In between personal segments, Olbermann diagnosed what he felt were the problems with the reform effort. Take the public option. Its trouble, Olbermann insisted, is its name. "Political speak," Olbermann said. "It is legalese. It is the ego of the informed strutting down the street and saying, 'Look at me, I talk smart.'" (Perhaps not the most cutting insult, coming in the middle of an hour-long monologue.) Instead, Democrats should have called it "Medicare for all," he said. Except the public option would not be Medicare for all. Only people whose companies don't provide insurance, or some small businesses that can't afford private plans now, would even have the choice to enroll in a public insurance plan. And anyone who signs up with a public plan would have to pay a larger monthly premium than they do for Medicare. (Correction: this post originally said Medicare recipients don't pay a premium at all.)
Olbermann knew all that. Calling the public option Medicare for all "might not be literally true, but instead of terrifying, it would be reassuring," he said. Explaining how it would work -- or why the Senate Finance Committee is resisting putting it in the bill -- might have been a more productive use of his time.

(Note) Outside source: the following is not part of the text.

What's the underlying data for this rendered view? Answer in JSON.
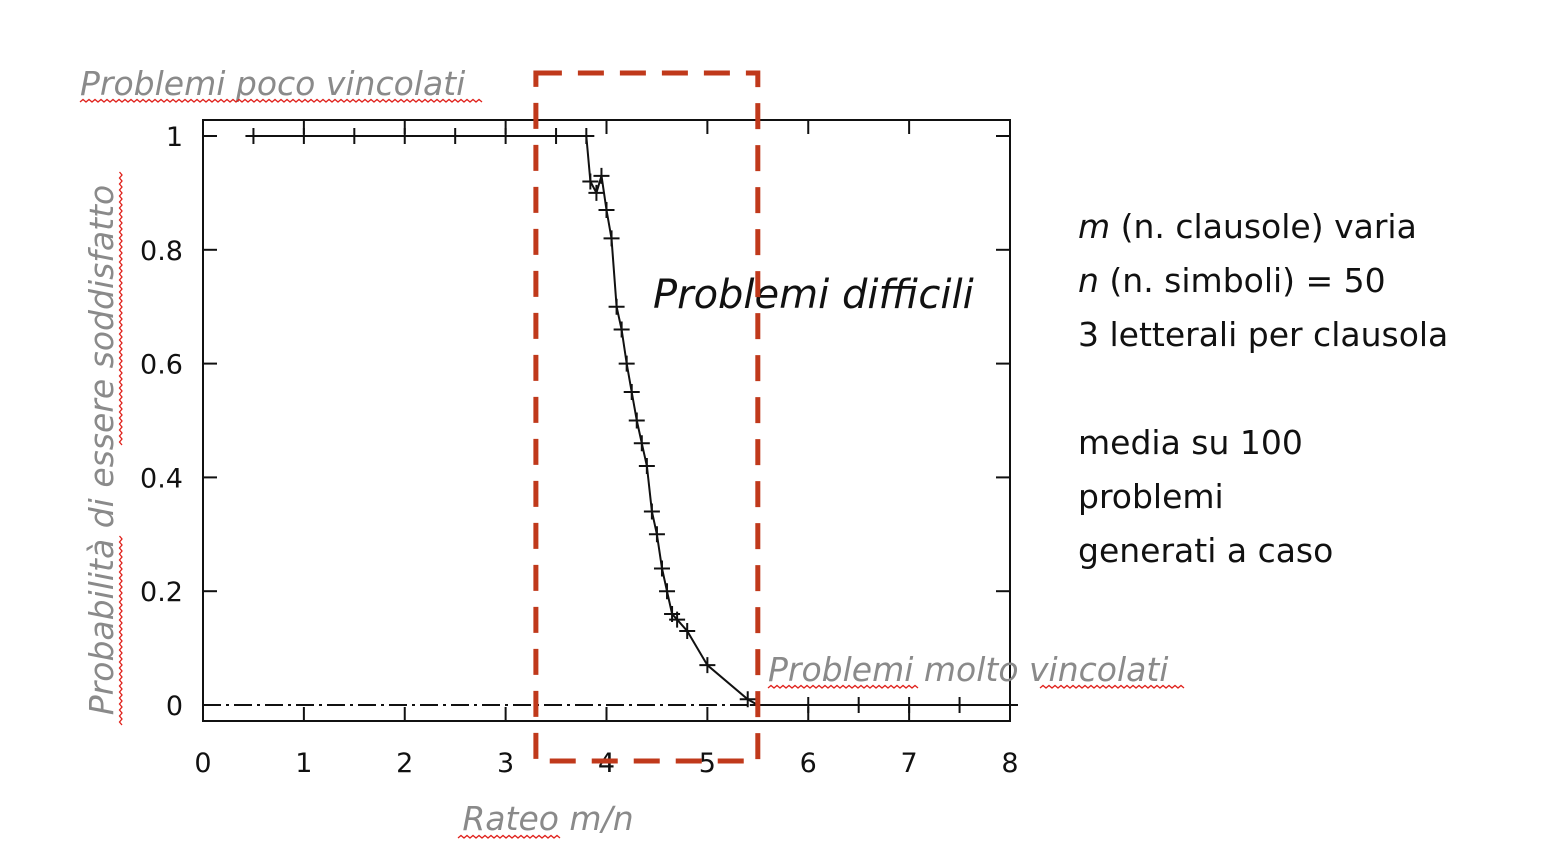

The "Special Comment" took on all sorts of issues that didn't appear to have much to do with the healthcare debate. Olbermann engaged in a rhetorical battle with Winston Churchill, who had opposed national health insurance in Britain after World War II (and, Olbermann said, lost his government for it). He won the fight, for what it was worth, by digging up a Churchill quote from the 1930s where the former British prime minister insisted government had a right to provide for people's well-being. But what was the point? Churchill is dead; the healthcare reform plan isn't remotely modeled on Britain's National Health Service; the only people who think it is are the conservative opponents of reform. The same went for Olbermann's references to 1840s Manchester, or his lengthy discussion of corporate-owned life insurance, the point of which seemed to be that corporations are greedy. (Breaking news.)
Insurance companies, rightly, came in for a special lambasting. "We must recognize the enemy here," Olbermann said. "It is an enemy capable of perverting reform meant for you and me into its own ATM." But again, Olbermann mostly ignored what's actually happening, in favor of preaching to the choir, rather than explaining the situation. He told viewers not to think of doctors or pharmacists as their enemy, but how many do? "The time has come to realign this battle here so that it is not just us against the entire medical establishment," he said. Most of the medical establishment -- including doctors and pharmacists -- is still on board with reform, and many industry groups don't even oppose a public option the way insurance companies do. And he couldn't help going overboard here, either. "You shall not crucify mankind upon a cross of blue," Olbermann said, paraphrasing William Jennings Bryan.
By the end of the hour, Olbermann had stopped declaiming and come up with something that might be able to do something about it all. His initial impulse was to call for an insurance strike, he said. But that would just make the problem worse. So instead he asked viewers to join an effort by the National Association of Free Clinics to sponsor clinics in five cities -- Little Rock, Ark.; Butte, Mont.; Las Vegas; Baton Rouge, La.; and Lincoln, Neb. -- represented by Democratic senators who could vote to stop a GOP filibuster against healthcare reform.
It was a call to action, and it could help bring about change. If only you could say the same about the rest of the show.